Ein paar Sekunden später kam die Droschke zum Halten. Die beiden stiegen auf den Bürgersteig hinab, und Crowe entlohnte den Kutscher mit ein paar Pence.
Sie befanden sich nun am Ende der breiten, dreispurigen Prachtstraße, wo diese eine Kurve beschrieb und dann in eine andere Straße überging. In eine Hauswand vor ihnen war eine kleine Tür eingelassen. Neben dem Eingang hing eine Messingtafel. The Diogenes Club war dort in eingravierten Buchstaben zu lesen.

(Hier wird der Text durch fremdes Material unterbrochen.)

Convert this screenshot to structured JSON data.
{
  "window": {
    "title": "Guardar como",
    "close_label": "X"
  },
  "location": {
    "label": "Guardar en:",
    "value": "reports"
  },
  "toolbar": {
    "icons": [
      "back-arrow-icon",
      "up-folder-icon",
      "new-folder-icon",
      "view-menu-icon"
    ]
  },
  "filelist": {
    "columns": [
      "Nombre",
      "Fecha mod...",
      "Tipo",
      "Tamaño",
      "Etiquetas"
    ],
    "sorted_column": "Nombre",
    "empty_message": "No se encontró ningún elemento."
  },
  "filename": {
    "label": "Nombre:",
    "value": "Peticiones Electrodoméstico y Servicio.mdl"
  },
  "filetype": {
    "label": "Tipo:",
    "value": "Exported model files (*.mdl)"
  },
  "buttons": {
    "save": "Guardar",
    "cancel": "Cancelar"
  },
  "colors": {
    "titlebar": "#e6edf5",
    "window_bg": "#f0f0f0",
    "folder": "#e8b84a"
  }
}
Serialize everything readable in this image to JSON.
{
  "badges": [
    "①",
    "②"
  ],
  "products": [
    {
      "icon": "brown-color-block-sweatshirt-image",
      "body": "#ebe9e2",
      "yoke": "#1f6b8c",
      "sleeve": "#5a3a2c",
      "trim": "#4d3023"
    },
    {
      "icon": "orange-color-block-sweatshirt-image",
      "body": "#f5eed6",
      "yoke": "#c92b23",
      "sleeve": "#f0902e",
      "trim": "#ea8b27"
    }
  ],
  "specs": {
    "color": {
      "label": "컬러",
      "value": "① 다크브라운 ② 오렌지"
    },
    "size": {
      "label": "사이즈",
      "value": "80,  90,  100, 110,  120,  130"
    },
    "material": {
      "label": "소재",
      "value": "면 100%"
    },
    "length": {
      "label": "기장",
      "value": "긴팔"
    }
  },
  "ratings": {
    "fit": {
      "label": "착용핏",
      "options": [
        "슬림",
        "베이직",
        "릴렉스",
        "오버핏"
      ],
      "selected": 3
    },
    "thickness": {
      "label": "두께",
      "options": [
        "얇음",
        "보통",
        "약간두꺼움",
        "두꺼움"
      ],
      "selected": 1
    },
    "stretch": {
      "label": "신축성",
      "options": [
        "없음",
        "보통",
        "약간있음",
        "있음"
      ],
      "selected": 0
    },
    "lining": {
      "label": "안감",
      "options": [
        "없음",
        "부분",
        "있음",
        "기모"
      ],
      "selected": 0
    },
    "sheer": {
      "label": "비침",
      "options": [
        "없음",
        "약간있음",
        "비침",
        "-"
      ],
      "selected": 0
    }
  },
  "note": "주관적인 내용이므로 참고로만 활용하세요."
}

Crowe klopfte mit dem Knauf seines Spazierstocks an die Tür. Wenige Augenblicke später schwang sie nach innen auf. Crowe ging voran und zog dabei den Kopf ein, um dem niedrigen Türsturz auszuweichen. Sherlock folgte.

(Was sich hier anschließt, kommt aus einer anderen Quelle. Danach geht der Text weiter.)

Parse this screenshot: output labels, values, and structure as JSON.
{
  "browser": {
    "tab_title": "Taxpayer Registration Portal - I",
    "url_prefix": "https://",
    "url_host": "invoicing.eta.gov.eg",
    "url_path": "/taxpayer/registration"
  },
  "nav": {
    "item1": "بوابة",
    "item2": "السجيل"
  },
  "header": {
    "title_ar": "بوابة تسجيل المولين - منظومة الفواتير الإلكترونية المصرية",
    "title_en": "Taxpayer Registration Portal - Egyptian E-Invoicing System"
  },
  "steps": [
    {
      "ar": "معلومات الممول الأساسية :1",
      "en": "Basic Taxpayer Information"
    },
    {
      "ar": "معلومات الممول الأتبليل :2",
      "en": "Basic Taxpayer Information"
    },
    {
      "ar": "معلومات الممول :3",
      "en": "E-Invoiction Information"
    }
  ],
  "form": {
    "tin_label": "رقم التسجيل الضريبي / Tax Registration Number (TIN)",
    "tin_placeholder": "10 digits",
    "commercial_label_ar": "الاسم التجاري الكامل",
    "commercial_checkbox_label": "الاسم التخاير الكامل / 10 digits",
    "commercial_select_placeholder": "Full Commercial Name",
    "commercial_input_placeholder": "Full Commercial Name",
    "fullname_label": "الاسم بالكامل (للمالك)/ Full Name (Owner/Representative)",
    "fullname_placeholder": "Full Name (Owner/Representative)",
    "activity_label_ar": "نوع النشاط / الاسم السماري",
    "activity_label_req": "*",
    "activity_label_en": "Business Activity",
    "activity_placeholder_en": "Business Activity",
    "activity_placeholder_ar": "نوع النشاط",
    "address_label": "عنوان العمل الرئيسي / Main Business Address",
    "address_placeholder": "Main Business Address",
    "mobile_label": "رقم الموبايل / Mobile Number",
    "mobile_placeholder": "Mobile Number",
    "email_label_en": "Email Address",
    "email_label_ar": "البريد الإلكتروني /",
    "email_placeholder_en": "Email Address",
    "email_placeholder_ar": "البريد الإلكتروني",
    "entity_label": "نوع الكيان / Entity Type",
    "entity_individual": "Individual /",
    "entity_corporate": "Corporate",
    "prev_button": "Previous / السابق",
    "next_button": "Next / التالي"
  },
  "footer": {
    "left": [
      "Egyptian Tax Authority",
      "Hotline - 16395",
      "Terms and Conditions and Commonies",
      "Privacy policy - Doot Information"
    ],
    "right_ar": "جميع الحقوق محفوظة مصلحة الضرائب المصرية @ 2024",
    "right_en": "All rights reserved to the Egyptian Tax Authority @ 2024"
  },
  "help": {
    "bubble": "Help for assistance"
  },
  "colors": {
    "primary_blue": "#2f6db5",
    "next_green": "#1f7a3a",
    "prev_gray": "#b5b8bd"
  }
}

Sie gelangten in eine schmale, mit Eichenholz getäfelte Eingangshalle, deren Fußboden aus Marmor bestand. Vor ihnen führte eine Treppe in den ersten Stock hinauf. Durch eine offene Tür an der Seite bot sich ein Blick in einen großen Raum, der dicht mit grünen Ledersesseln möbliert war. Die Stille war so erdrückend, dass Sherlock fast das Gefühl überkam, als würde sich ein Schraubstock um seine Ohren legen. Unterstrichen wurde die Atmosphäre noch vom Ticken einer irgendwo im Schatten stehenden Uhr, das durch den Raum hallte.

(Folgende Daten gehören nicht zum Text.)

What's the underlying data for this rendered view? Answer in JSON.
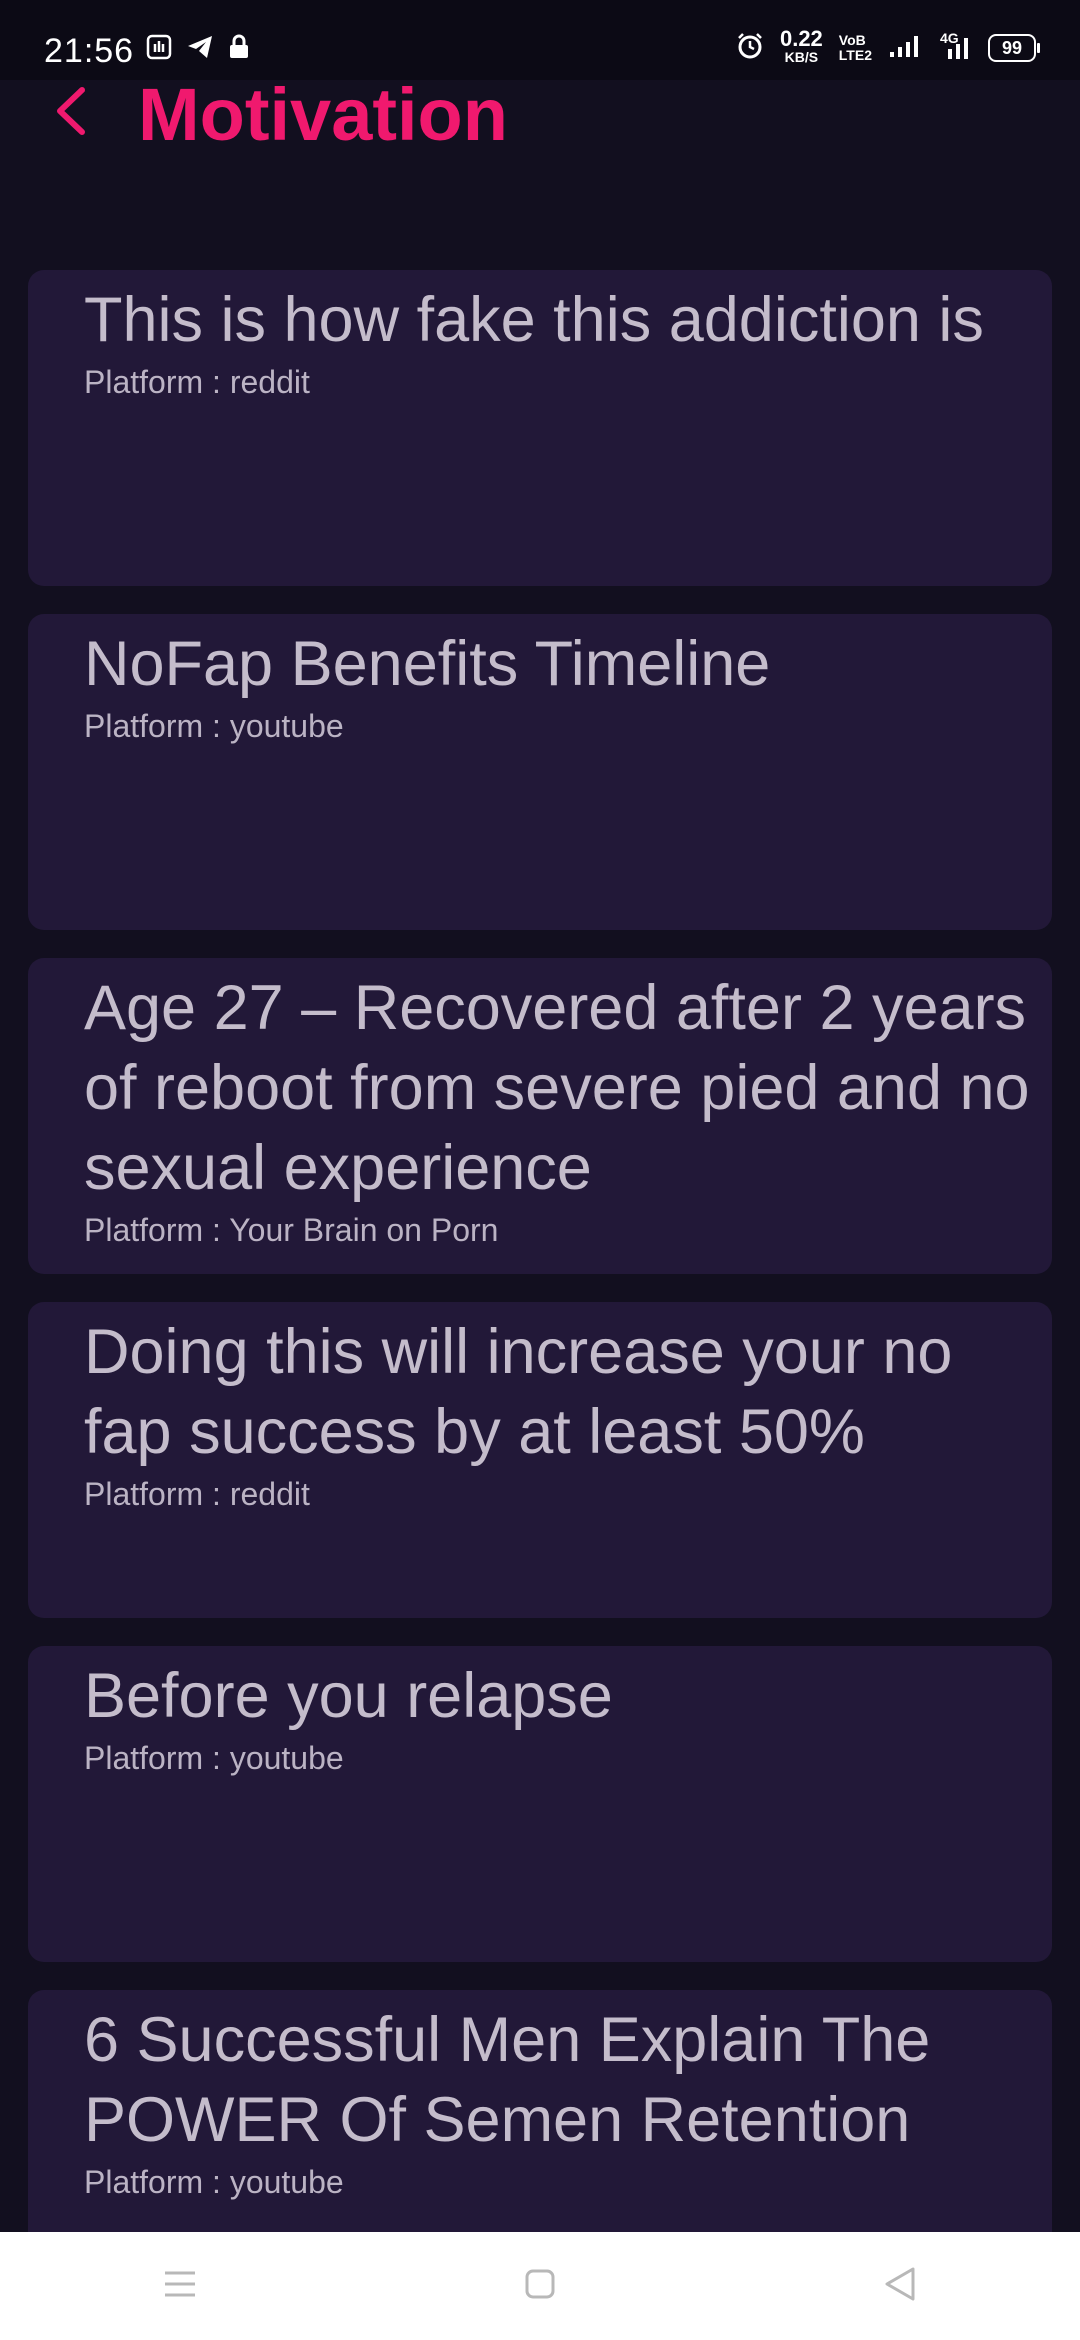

Der Mann, der ihnen die Tür geöffnet hatte, war klein und hatte etwas Wieselhaftes an sich. Er trug eine tadellose blaue Dienerlivree und wirkte wie ein ehemaliger Soldat. Sherlock war kein Experte, aber der Mann hielt sich gerade wie ein Ladestock, und seine Stiefel waren so blankpoliert, dass Sherlock vermutlich sein Gesicht darin hätte betrachten können. Crowe händigte dem Mann eine Visitenkarte aus. Der Diener warf einen Blick darauf, nickte und bedeutete ihnen dann, ihm durch den großen Raum voller grüner Ledersessel zu folgen. Die Sessel waren von Zeitung lesenden Männern belegt. Der Diener führte sie im Zickzackkurs zu einer Tür an der gegenüberliegenden Seite des Raumes und klopfte.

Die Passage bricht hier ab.